To establish a cause of action to recover damages for legal malpractice, a plaintiff must prove that the defendant attorney failed to exercise "the ordinary reasonable skill and knowledge commonly possessed by a member of the legal community, and that the attorney's breach of this duty proximately caused plaintiff to sustain actual and ascertainable damages" ( Rudolf v Shayne, Dachs, Stanisci, Corker Sauer, 8 NY3d 438, 442 [internal quotation marks omitted]; see Simmons v Edelstein, 32 AD3d 464; Tortura v Sullivan Papain Block McGrath Cannavo, P.C., 21 AD3d 1082). To succeed on a motion for summary judgment, the defendant in a legal malpractice action must present evidence in admissible form establishing that the plaintiff is unable to prove at least one of these essential elements ( see Town of N. Hempstead v Winston Strawn, LLP, 28 AD3d 746; Linder v Dranoff, 22 AD3d 812; Dimond v Kazmierczuk McGrath, 15 AD3d 526; Ostriker v Taylor, Atkins Ostrow, 258 AD2d 572).
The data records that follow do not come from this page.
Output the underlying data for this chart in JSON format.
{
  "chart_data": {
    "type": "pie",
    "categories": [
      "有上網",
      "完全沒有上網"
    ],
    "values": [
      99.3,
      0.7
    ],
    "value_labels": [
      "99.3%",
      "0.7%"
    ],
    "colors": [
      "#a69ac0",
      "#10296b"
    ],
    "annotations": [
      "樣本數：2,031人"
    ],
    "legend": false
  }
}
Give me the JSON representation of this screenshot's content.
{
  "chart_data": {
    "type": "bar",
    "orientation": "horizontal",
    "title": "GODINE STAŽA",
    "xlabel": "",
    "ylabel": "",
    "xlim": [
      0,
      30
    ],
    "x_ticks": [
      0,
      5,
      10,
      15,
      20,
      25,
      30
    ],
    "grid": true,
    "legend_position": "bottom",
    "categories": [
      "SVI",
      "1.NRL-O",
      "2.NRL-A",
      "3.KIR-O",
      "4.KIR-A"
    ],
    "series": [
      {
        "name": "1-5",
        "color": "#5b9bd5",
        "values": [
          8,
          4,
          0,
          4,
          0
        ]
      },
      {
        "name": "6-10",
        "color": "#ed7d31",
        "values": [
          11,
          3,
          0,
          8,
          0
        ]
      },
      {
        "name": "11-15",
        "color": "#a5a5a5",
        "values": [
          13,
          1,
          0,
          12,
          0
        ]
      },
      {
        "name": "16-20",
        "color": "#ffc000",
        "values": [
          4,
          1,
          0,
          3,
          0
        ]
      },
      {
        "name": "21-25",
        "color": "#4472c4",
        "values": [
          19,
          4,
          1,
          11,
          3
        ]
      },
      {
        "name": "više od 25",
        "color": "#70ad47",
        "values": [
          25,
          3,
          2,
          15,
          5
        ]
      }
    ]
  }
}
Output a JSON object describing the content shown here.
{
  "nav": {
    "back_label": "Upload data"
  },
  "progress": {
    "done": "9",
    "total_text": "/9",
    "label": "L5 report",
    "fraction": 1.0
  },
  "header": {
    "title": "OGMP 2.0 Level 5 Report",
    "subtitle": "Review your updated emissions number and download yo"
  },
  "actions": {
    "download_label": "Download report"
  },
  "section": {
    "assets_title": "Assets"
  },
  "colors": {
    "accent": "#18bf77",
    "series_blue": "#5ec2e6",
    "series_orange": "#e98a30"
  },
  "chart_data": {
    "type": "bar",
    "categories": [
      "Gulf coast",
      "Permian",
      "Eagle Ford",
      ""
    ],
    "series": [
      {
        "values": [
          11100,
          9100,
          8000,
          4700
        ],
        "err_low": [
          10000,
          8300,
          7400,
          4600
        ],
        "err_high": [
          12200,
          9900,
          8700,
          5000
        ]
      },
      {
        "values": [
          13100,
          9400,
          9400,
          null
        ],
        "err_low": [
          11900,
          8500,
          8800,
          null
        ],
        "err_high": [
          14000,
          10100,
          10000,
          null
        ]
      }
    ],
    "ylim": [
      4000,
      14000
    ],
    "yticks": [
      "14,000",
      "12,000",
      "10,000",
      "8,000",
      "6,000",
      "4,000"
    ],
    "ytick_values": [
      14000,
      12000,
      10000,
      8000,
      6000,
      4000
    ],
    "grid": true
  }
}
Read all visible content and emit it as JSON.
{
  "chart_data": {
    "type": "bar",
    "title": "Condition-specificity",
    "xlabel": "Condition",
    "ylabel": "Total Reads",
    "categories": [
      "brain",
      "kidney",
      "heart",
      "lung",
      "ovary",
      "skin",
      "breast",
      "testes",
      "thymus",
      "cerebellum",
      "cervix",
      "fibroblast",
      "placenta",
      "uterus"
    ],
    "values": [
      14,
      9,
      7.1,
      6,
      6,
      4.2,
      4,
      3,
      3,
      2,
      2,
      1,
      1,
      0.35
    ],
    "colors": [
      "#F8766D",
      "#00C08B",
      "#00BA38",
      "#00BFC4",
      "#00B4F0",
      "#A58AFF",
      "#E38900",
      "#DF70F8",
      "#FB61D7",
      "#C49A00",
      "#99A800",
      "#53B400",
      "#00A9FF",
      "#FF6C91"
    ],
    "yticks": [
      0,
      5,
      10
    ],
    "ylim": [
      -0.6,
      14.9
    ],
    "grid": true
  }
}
The Supreme Court erroneously granted the defendants' motion for summary judgment dismissing the complaint. The defendants failed to sustain their prima facie burden of demonstrating that the plaintiffs were unable to prove one of the essential elements of their malpractice cause of action ( see Suydam v O'Neill, 276 AD2d 549; Shopsin v Siben Siben, 268 AD2d 578).